Speaking to CNN, Republican Senator Marco Rubio said he doesn’t have any assurance the House will take it up, but it’s an idea whose time has come. Senator Rubio has been and sponsor of the legislation for quite some time. Just last week he and Democratic Senator Ed Markey wrote a joint op-ed for CNN about the merits of making daylight savings time permanent. The piece suggested the move could improve the nation’s mental health as Americans would have to deal with fewer dark afternoons that contribute to seasonal depression.

Moreover, Senators Rubio and Markey cited several studies describing the harmful effects that daylight savings time can have on the average person’s circadian rhythm and sleep cycle. This can lead to an increased risk of car accidents due to poor concentration and lower cognitive function. The senators cited evidence from a 2020 University of Colorado study showing that accident totals typically increase by 6% in the days after the changing of the clocks.
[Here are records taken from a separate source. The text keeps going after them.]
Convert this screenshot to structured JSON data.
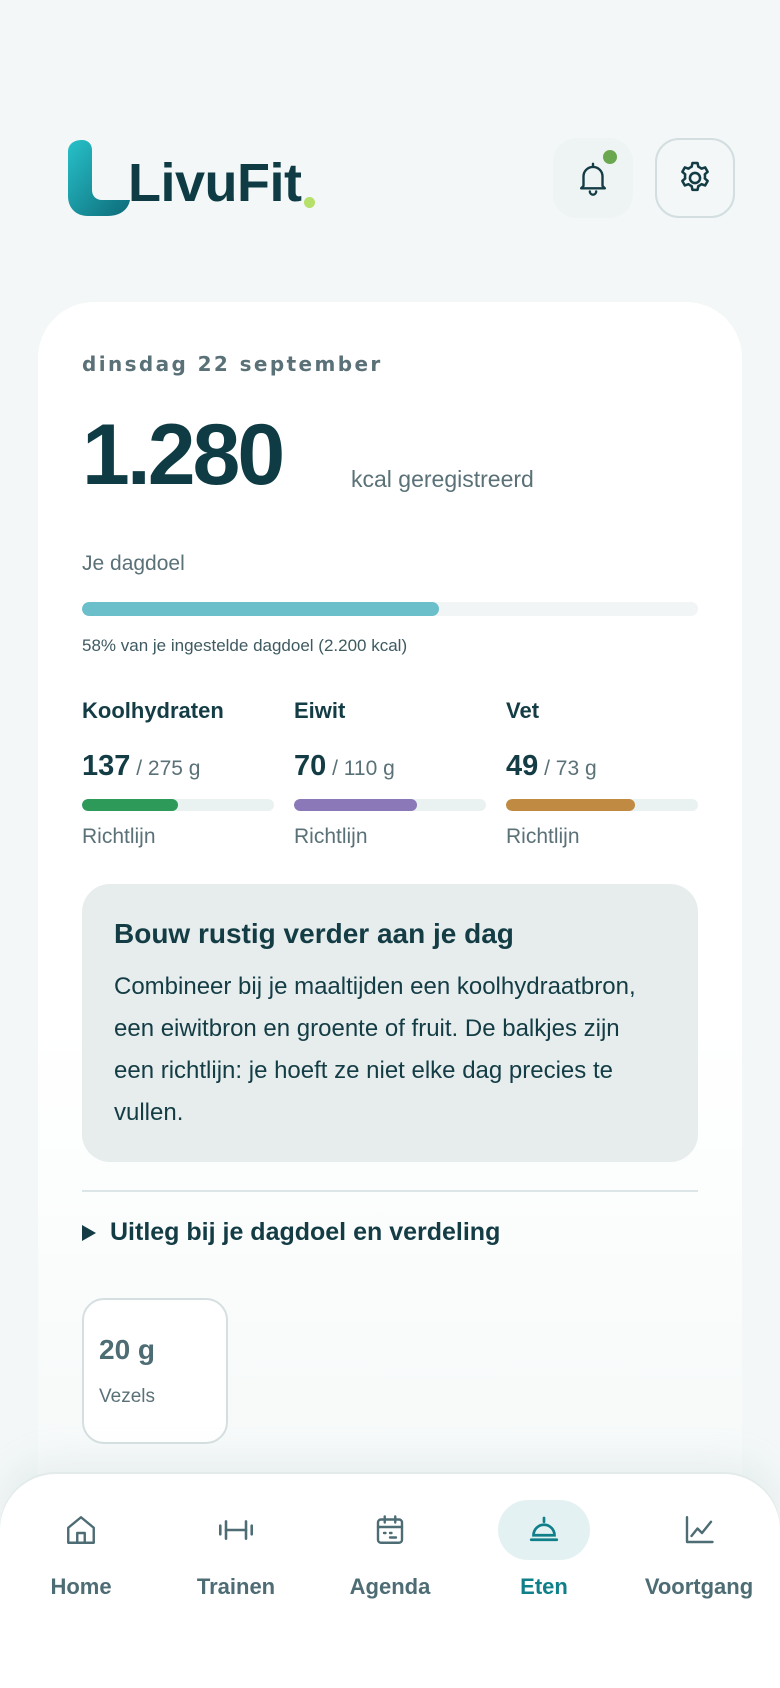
{
  "app": {
    "name": "LivuFit"
  },
  "header": {
    "notification_dot_color": "#6aa84f"
  },
  "summary": {
    "date": "dinsdag 22 september",
    "kcal": "1.280",
    "kcal_unit": "kcal geregistreerd",
    "goal_label": "Je dagdoel",
    "goal_fraction": 0.58,
    "goal_note": "58% van je ingestelde dagdoel (2.200 kcal)"
  },
  "macros": [
    {
      "name": "Koolhydraten",
      "current": "137",
      "goal": " / 275 g",
      "fraction": 0.5,
      "color": "#2e9a5a",
      "sub": "Richtlijn"
    },
    {
      "name": "Eiwit",
      "current": "70",
      "goal": " / 110 g",
      "fraction": 0.64,
      "color": "#8a78b8",
      "sub": "Richtlijn"
    },
    {
      "name": "Vet",
      "current": "49",
      "goal": " / 73 g",
      "fraction": 0.67,
      "color": "#c08a42",
      "sub": "Richtlijn"
    }
  ],
  "tip": {
    "title": "Bouw rustig verder aan je dag",
    "body": "Combineer bij je maaltijden een koolhydraatbron, een eiwitbron en groente of fruit. De balkjes zijn een richtlijn: je hoeft ze niet elke dag precies te vullen."
  },
  "expander": {
    "label": "Uitleg bij je dagdoel en verdeling"
  },
  "fiber": {
    "value": "20 g",
    "label": "Vezels"
  },
  "nav": {
    "items": [
      {
        "label": "Home",
        "icon": "home-icon"
      },
      {
        "label": "Trainen",
        "icon": "dumbbell-icon"
      },
      {
        "label": "Agenda",
        "icon": "calendar-icon"
      },
      {
        "label": "Eten",
        "icon": "cloche-icon",
        "active": true
      },
      {
        "label": "Voortgang",
        "icon": "chart-line-icon"
      }
    ]
  }
}
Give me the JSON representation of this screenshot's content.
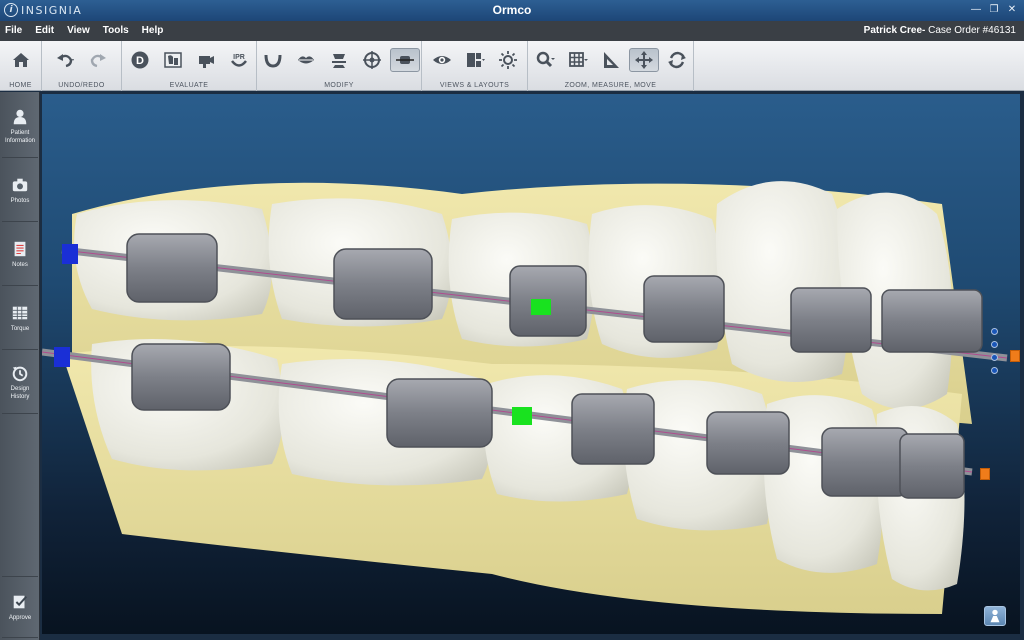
{
  "titlebar": {
    "logo_text": "INSIGNIA",
    "logo_mark": "i",
    "title": "Ormco"
  },
  "window_controls": {
    "minimize": "—",
    "restore": "❐",
    "close": "✕"
  },
  "menu": [
    "File",
    "Edit",
    "View",
    "Tools",
    "Help"
  ],
  "case": {
    "patient": "Patrick Cree",
    "separator": "-",
    "order": " Case Order #46131"
  },
  "toolbar_groups": {
    "home": "HOME",
    "undo_redo": "UNDO/REDO",
    "evaluate": "EVALUATE",
    "modify": "MODIFY",
    "views": "VIEWS & LAYOUTS",
    "zoom": "ZOOM, MEASURE, MOVE"
  },
  "tool_labels": {
    "d_tool": "D",
    "ipr_tool": "IPR"
  },
  "sidebar": [
    {
      "label": "Patient Information",
      "icon": "person-icon"
    },
    {
      "label": "Photos",
      "icon": "camera-icon"
    },
    {
      "label": "Notes",
      "icon": "notes-icon"
    },
    {
      "label": "Torque",
      "icon": "grid-icon"
    },
    {
      "label": "Design History",
      "icon": "history-icon"
    },
    {
      "label": "Approve",
      "icon": "approve-icon"
    }
  ],
  "colors": {
    "accent": "#1d4677",
    "selected_bracket": "#19e21f",
    "wire_end": "#f07c1a",
    "wire_marker": "#1a2fd6"
  }
}
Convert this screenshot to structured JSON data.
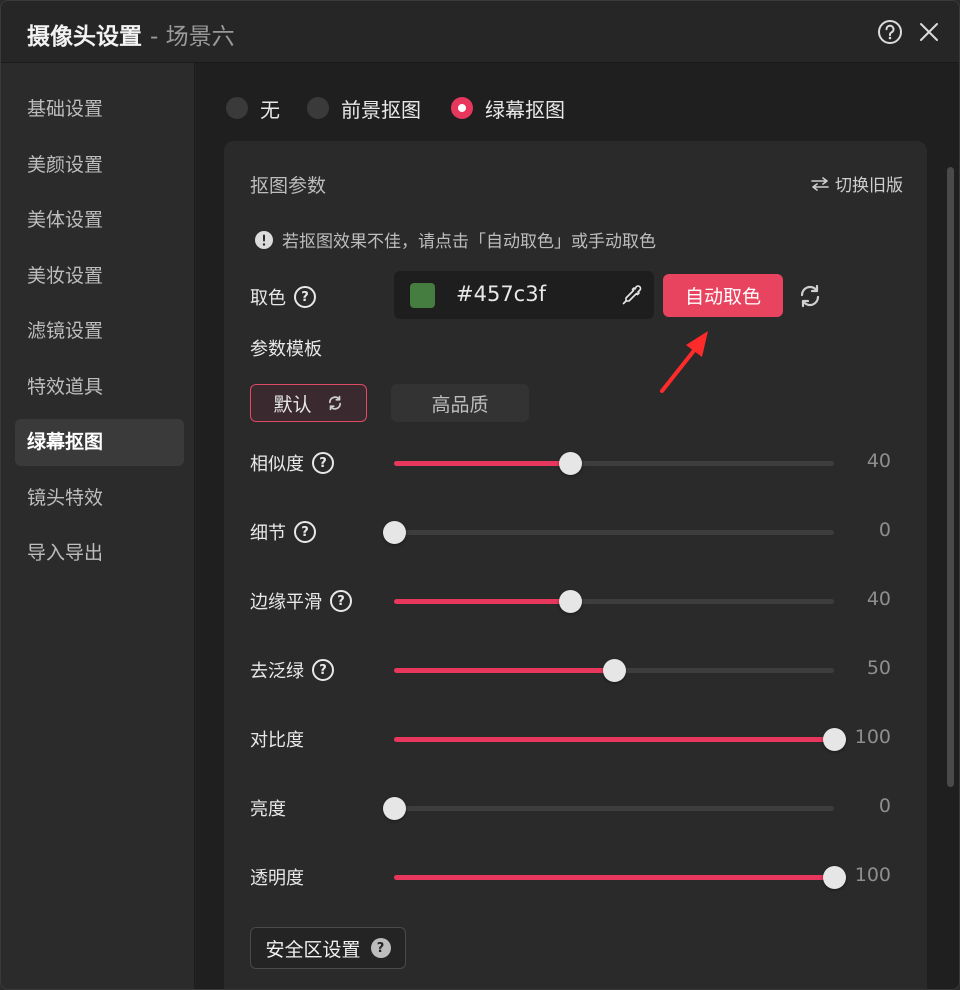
{
  "window": {
    "title": "摄像头设置",
    "scene": "- 场景六",
    "help_icon": "help-circle-icon",
    "close_icon": "close-icon"
  },
  "sidebar": {
    "items": [
      {
        "label": "基础设置",
        "active": false
      },
      {
        "label": "美颜设置",
        "active": false
      },
      {
        "label": "美体设置",
        "active": false
      },
      {
        "label": "美妆设置",
        "active": false
      },
      {
        "label": "滤镜设置",
        "active": false
      },
      {
        "label": "特效道具",
        "active": false
      },
      {
        "label": "绿幕抠图",
        "active": true
      },
      {
        "label": "镜头特效",
        "active": false
      },
      {
        "label": "导入导出",
        "active": false
      }
    ]
  },
  "mode": {
    "options": [
      {
        "label": "无",
        "checked": false
      },
      {
        "label": "前景抠图",
        "checked": false
      },
      {
        "label": "绿幕抠图",
        "checked": true
      }
    ]
  },
  "panel": {
    "title": "抠图参数",
    "switch_old": "切换旧版",
    "tip": "若抠图效果不佳，请点击「自动取色」或手动取色",
    "color_label": "取色",
    "color_hex": "#457c3f",
    "color_value": "#457c3f",
    "auto_pick_label": "自动取色",
    "template_label": "参数模板",
    "templates": {
      "default": "默认",
      "high_quality": "高品质"
    },
    "sliders": [
      {
        "label": "相似度",
        "value": 40,
        "max": 100,
        "help": true
      },
      {
        "label": "细节",
        "value": 0,
        "max": 100,
        "help": true
      },
      {
        "label": "边缘平滑",
        "value": 40,
        "max": 100,
        "help": true
      },
      {
        "label": "去泛绿",
        "value": 50,
        "max": 100,
        "help": true
      },
      {
        "label": "对比度",
        "value": 100,
        "max": 100,
        "help": false
      },
      {
        "label": "亮度",
        "value": 0,
        "max": 100,
        "help": false
      },
      {
        "label": "透明度",
        "value": 100,
        "max": 100,
        "help": false
      }
    ],
    "safe_zone_label": "安全区设置"
  },
  "colors": {
    "accent": "#e8375c",
    "button": "#e8435f",
    "annotation_arrow": "#ff2a2a"
  }
}
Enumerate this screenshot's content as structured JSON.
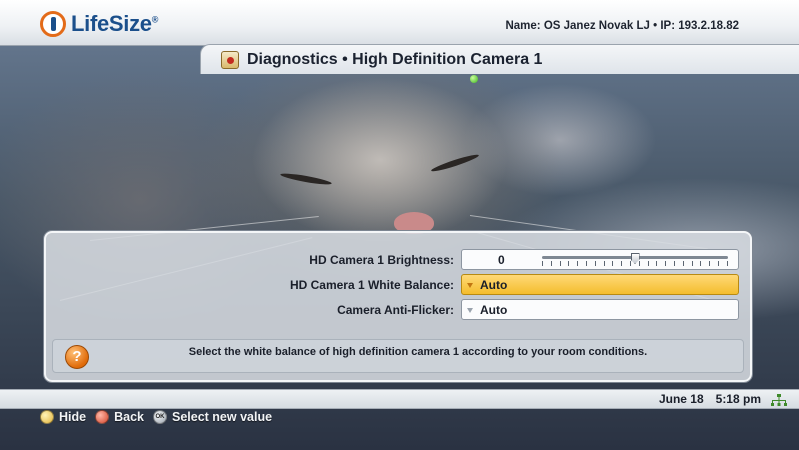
{
  "header": {
    "logo_text": "LifeSize",
    "logo_reg": "®",
    "system_info": "Name: OS Janez Novak LJ • IP: 193.2.18.82"
  },
  "title": {
    "text": "Diagnostics • High Definition Camera 1",
    "icon": "diagnostics-icon"
  },
  "settings": [
    {
      "label": "HD Camera 1 Brightness:",
      "type": "slider",
      "value": "0",
      "slider_fraction": 0.5
    },
    {
      "label": "HD Camera 1 White Balance:",
      "type": "select",
      "value": "Auto",
      "selected": true
    },
    {
      "label": "Camera Anti-Flicker:",
      "type": "select",
      "value": "Auto",
      "selected": false
    }
  ],
  "help": {
    "icon_text": "?",
    "text": "Select the white balance of high definition camera 1 according to your room conditions."
  },
  "status": {
    "date": "June 18",
    "time": "5:18 pm",
    "network_icon": "network-icon"
  },
  "hints": [
    {
      "key": "yellow",
      "label": "Hide"
    },
    {
      "key": "red",
      "label": "Back"
    },
    {
      "key_text": "OK",
      "label": "Select new value"
    }
  ],
  "colors": {
    "brand_blue": "#1b4f8b",
    "brand_orange": "#e36b19",
    "highlight": "#f4bd2d"
  }
}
Daylight savings time began in the United States just over 100 years ago. America followed several other countries that put similar time-changing policies in place to conserve energy and resources while extending the workday. The idea of more sunlight also supported the efforts of soldiers in the First World War. In the decades that followed public opinion about the practice changed. Certain areas of the country even opted to ignore DST until the Uniform Time Act was passed in 1966. The Act established specific days and policies for when the change would take effect. But states could choose to opt-out of the program.

Interestingly, Arizona and Hawaii don’t follow the same pattern of clock changing as the rest of the country. Those states maintain one standard time throughout the year, Newsweek reports. In recent years, other states have passed and debated similar legislation that does away with daylight savings time. Supporters of the move said businesses can benefit from more hours of afternoon and evening sunlight in the autumn and winter months.

The bill has bipartisan backing including several Republican and Democratic cosponsors. “You’ll see it’s an eclectic collection of members of the United States Senate in favor of what we’ve just done,” Rubio told the Senate. “And that’s to pass a bill to make daylight savings time permanent.” Rubio also noted that the bill delays implementation to November 2023, because the transportation industry’s schedules still run on the existing time. They asked for additional months to make the required adjustments.